Eu, a memória e a comunicação: estamos em crise?

              Publicado em 25/11/2009

Talvez por cansaço de final de ano, talvez por eu estar vivendo um daqueles momentos da vida em que acordamos e gastamos um ou dois minutos para acertar o ponteiro de nosso rádio com o sentido da vida, ando pensando seriamente para onde estamos indo: eu, a memória e a comunicação.

Quase quinze anos atrás, o Museu da Pessoa fazia seus primeiros CDROMS, fomos convidados a participar de um encontro internacional de história oral na Suécia. Me lembro claramente do paper que escrevi sobre as maravilhas que a multimídia poderia fazer pela democratização da memória. Era o fim da era do emissor autoritário e o início da era do receptor. No CD ROM que havíamos acabado de produzir, por exemplo, cabia ao receptor conectar as histórias, definir seu trajeto de consulta, fazer uso dos links.

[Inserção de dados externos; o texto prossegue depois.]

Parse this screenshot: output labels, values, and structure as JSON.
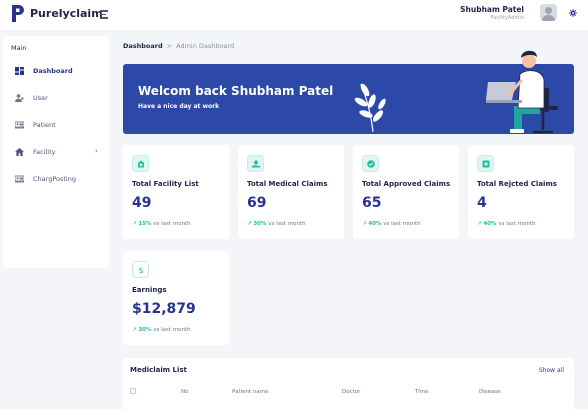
{
  "app": {
    "name": "Purelyclaim"
  },
  "user": {
    "name": "Shubham Patel",
    "role": "FacilityAdmin"
  },
  "sidebar": {
    "section": "Main",
    "items": [
      {
        "label": "Dashboard",
        "icon": "dashboard-icon",
        "active": true
      },
      {
        "label": "User",
        "icon": "user-icon"
      },
      {
        "label": "Patient",
        "icon": "patient-icon"
      },
      {
        "label": "Facility",
        "icon": "home-icon",
        "has_children": true
      },
      {
        "label": "ChargPosting",
        "icon": "charge-posting-icon"
      }
    ]
  },
  "breadcrumb": {
    "root": "Dashboard",
    "separator": ">",
    "current": "Admin Dashboard"
  },
  "banner": {
    "title": "Welcom back Shubham Patel",
    "subtitle": "Have a nice day at work"
  },
  "stats": [
    {
      "title": "Total Facility List",
      "value": "49",
      "delta": "15%",
      "delta_text": "vs last month",
      "icon": "hospital-icon"
    },
    {
      "title": "Total Medical Claims",
      "value": "69",
      "delta": "30%",
      "delta_text": "vs last month",
      "icon": "medical-hand-icon"
    },
    {
      "title": "Total Approved Claims",
      "value": "65",
      "delta": "40%",
      "delta_text": "vs last month",
      "icon": "check-circle-icon"
    },
    {
      "title": "Total Rejcted Claims",
      "value": "4",
      "delta": "40%",
      "delta_text": "vs last month",
      "icon": "rejected-box-icon"
    },
    {
      "title": "Earnings",
      "value": "$12,879",
      "delta": "30%",
      "delta_text": "vs last month",
      "icon": "dollar-icon"
    }
  ],
  "mediclaim": {
    "title": "Mediclaim List",
    "show_all": "Show all",
    "columns": [
      "No",
      "Patient name",
      "Doctor",
      "Time",
      "Disease"
    ]
  },
  "colors": {
    "primary": "#28338f",
    "banner": "#2c49a8",
    "accent": "#1fbf9e",
    "background": "#f4f5f9"
  }
}
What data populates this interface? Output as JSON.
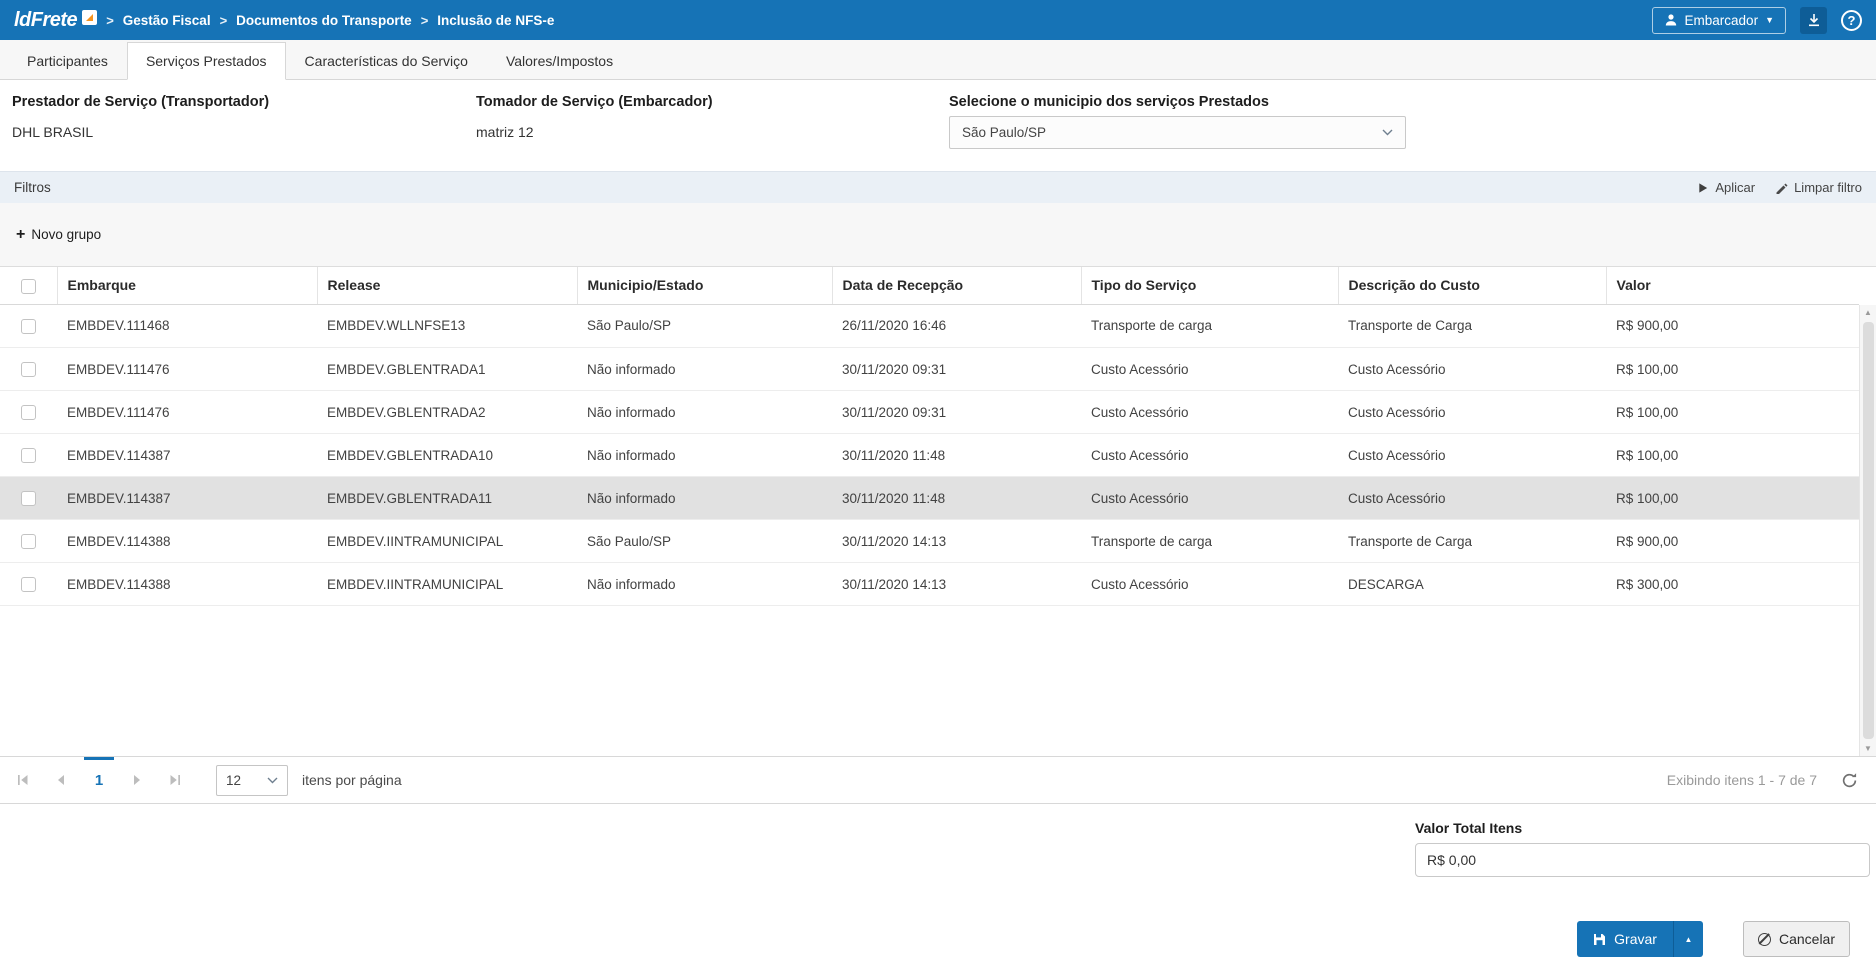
{
  "colors": {
    "accent": "#1673b6",
    "accent_dark": "#0e5d97",
    "filters_bg": "#eaf0f6",
    "highlight_row": "#e1e1e1"
  },
  "topbar": {
    "logo_text": "ldFrete",
    "breadcrumb": [
      "Gestão Fiscal",
      "Documentos do Transporte",
      "Inclusão de NFS-e"
    ],
    "user_label": "Embarcador"
  },
  "tabs": [
    "Participantes",
    "Serviços Prestados",
    "Características do Serviço",
    "Valores/Impostos"
  ],
  "form": {
    "prestador_label": "Prestador de Serviço (Transportador)",
    "prestador_value": "DHL BRASIL",
    "tomador_label": "Tomador de Serviço (Embarcador)",
    "tomador_value": "matriz 12",
    "municipio_label": "Selecione o municipio dos serviços Prestados",
    "municipio_value": "São Paulo/SP"
  },
  "filters": {
    "title": "Filtros",
    "apply_label": "Aplicar",
    "clear_label": "Limpar filtro",
    "new_group_label": "Novo grupo"
  },
  "table": {
    "headers": [
      "Embarque",
      "Release",
      "Municipio/Estado",
      "Data de Recepção",
      "Tipo do Serviço",
      "Descrição do Custo",
      "Valor"
    ],
    "highlight_row_index": 4,
    "rows": [
      {
        "embarque": "EMBDEV.111468",
        "release": "EMBDEV.WLLNFSE13",
        "municipio_estado": "São Paulo/SP",
        "data_recepcao": "26/11/2020 16:46",
        "tipo_servico": "Transporte de carga",
        "descricao_custo": "Transporte de Carga",
        "valor": "R$ 900,00"
      },
      {
        "embarque": "EMBDEV.111476",
        "release": "EMBDEV.GBLENTRADA1",
        "municipio_estado": "Não informado",
        "data_recepcao": "30/11/2020 09:31",
        "tipo_servico": "Custo Acessório",
        "descricao_custo": "Custo Acessório",
        "valor": "R$ 100,00"
      },
      {
        "embarque": "EMBDEV.111476",
        "release": "EMBDEV.GBLENTRADA2",
        "municipio_estado": "Não informado",
        "data_recepcao": "30/11/2020 09:31",
        "tipo_servico": "Custo Acessório",
        "descricao_custo": "Custo Acessório",
        "valor": "R$ 100,00"
      },
      {
        "embarque": "EMBDEV.114387",
        "release": "EMBDEV.GBLENTRADA10",
        "municipio_estado": "Não informado",
        "data_recepcao": "30/11/2020 11:48",
        "tipo_servico": "Custo Acessório",
        "descricao_custo": "Custo Acessório",
        "valor": "R$ 100,00"
      },
      {
        "embarque": "EMBDEV.114387",
        "release": "EMBDEV.GBLENTRADA11",
        "municipio_estado": "Não informado",
        "data_recepcao": "30/11/2020 11:48",
        "tipo_servico": "Custo Acessório",
        "descricao_custo": "Custo Acessório",
        "valor": "R$ 100,00"
      },
      {
        "embarque": "EMBDEV.114388",
        "release": "EMBDEV.IINTRAMUNICIPAL",
        "municipio_estado": "São Paulo/SP",
        "data_recepcao": "30/11/2020 14:13",
        "tipo_servico": "Transporte de carga",
        "descricao_custo": "Transporte de Carga",
        "valor": "R$ 900,00"
      },
      {
        "embarque": "EMBDEV.114388",
        "release": "EMBDEV.IINTRAMUNICIPAL",
        "municipio_estado": "Não informado",
        "data_recepcao": "30/11/2020 14:13",
        "tipo_servico": "Custo Acessório",
        "descricao_custo": "DESCARGA",
        "valor": "R$ 300,00"
      }
    ]
  },
  "pagination": {
    "page": "1",
    "page_size": "12",
    "per_page_label": "itens por página",
    "status": "Exibindo itens 1 - 7 de 7"
  },
  "footer": {
    "total_label": "Valor Total Itens",
    "total_value": "R$ 0,00",
    "save_label": "Gravar",
    "cancel_label": "Cancelar"
  }
}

Naquele mesmo momento, lembro-me, começava, aos poucos, a popularização da Internet, dos emails, dos celulares e de todos os inúmeras possibilidades de comunicação imediata. Tornei-me uma das maiores entusiastas dessas novas possibilidades, tanto de registro da memória quanto das novas possibilidades de comunicação. No dia em que todas as pessoas se tornassem autoras de suas memórias e pudessem registrar suas histórias, teríamos de fato a “democratização”da memória social e, consequentemente, uma História mais múltipla. Isso transformaria nossos valores sociais. Da mesma maneira, a comunicação  possibilitaria que conhecêssemos novas perspectivas acerca dos mesmos fatos.

Seria uma revolução, pois como dizem os organizadores do livro publicado recentemente Save as...digital memories¹  “guardar o passado era um empreendimento caro, muitas vezes só acessível para a elite, enquanto que as mídias digitais barateiam muito o registro e arquivamento de dados, facilitando enormemente  o acesso e provendo um acesso global jamais visto- tanto para consulta quanto para a produção de novas memórias”.  Sairíamos de um momento que poucos e grandes decidiam o que poderia ser amplamente comunicado e/ou preservado (os grandes jornais, as grandes redes de TV, as editoras e os grandes museus). Isto significaria uma ruptura na forma tanto de produzir quanto de transmitir conhecimento.  De certa forma, continuo acreditando nestas possibilidades...mas, algo não havia me ocorrido então. O que acontece se todos podem falar e falam, mas se poucos param para escutar?  O que acontece se registramos e disseminamos inadvertidamente todos nossos momentos de vida: dos banais ao extremamente significativos?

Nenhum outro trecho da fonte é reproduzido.